For an undirected graph G, ρ(G) is the growth rate of its universal cover,
while Λ(G) is the weighted geometric average of the vertex degree minus one,
where the vertex weights are proportional to the degree.
It is well known that ρ(G) ≥ Λ(G).
Graphs satisfying the equality, ρ(G) = Λ(G), are those for which the following statements are true:
1.
For a random lift of G, the mixing time of the non-backtracking random walk (NBRW) is the same as its diameter
up to (1 + o(1)) factor with high probability.
2.
The Moore bound for lifts of G is the same as the Moore bound for graphs which have the same degree distribution as G,
where the Moore bound is the best known lower bound on the size of a girth g graph, for a given graph family.
This work derives a necessary and sufficient condition for the equality to hold.

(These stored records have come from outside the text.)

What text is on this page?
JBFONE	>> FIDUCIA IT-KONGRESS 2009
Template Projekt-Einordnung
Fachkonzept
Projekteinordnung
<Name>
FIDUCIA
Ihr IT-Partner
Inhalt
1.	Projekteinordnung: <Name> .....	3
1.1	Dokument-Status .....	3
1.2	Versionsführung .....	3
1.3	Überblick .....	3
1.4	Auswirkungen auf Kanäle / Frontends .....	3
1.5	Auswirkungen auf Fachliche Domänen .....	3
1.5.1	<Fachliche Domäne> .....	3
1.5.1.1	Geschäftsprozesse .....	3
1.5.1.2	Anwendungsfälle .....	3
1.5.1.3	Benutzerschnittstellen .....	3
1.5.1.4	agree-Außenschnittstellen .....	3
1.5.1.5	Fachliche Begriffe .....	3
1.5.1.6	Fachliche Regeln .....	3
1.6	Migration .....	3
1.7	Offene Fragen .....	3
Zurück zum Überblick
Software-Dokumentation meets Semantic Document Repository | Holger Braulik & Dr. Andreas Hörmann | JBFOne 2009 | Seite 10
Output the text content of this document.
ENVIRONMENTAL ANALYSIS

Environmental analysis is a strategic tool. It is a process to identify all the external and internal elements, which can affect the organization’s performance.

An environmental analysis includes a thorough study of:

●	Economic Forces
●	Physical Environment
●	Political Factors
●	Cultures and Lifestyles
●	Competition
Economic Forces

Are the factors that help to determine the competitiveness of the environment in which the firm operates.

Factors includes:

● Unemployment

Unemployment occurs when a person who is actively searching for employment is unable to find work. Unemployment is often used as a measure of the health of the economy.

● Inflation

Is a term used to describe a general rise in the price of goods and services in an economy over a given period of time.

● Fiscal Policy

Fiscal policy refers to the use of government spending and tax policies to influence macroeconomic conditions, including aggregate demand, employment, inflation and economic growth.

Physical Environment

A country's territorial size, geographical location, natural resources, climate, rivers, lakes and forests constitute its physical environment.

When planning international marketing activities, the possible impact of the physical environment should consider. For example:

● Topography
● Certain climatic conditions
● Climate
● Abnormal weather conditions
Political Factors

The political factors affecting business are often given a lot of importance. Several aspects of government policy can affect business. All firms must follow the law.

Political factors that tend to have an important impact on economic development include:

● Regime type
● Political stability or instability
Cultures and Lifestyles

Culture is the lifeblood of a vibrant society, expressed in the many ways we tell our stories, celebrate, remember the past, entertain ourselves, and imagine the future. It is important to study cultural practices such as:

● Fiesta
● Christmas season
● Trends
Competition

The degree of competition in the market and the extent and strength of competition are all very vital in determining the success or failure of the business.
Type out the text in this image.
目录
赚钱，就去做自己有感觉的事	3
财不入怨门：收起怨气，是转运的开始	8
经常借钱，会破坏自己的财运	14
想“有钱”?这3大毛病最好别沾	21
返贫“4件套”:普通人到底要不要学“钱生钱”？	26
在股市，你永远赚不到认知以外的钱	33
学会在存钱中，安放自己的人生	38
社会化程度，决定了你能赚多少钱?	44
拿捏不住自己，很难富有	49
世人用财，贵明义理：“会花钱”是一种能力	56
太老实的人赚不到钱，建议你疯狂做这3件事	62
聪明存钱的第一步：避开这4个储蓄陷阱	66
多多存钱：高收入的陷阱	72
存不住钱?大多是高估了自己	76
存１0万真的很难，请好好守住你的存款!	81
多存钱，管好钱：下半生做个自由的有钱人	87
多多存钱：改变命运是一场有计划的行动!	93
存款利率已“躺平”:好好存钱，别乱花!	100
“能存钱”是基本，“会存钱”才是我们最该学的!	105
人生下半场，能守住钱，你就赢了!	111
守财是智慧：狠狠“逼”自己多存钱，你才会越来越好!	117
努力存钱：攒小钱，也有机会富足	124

A non-backtracking path P in G is called a suspended path if all its internal vertices have degree two, while its endpoints have larger degree.
We prove that ρ(G) = Λ(G) iff every suspended path P in G satisfies the equality
(deg(v) - 1)(deg(u) - 1) = Λ(G)^{2l}, where u and v are the endpoints of P and l is its length.
Graphs with ρ = Λ include regular graphs and bipartite-biregular graphs, possibly with replacement of all edges by a length k path.
As a consequence of our result, we give an infinite family of graphs with ρ = Λ that are not in the above list.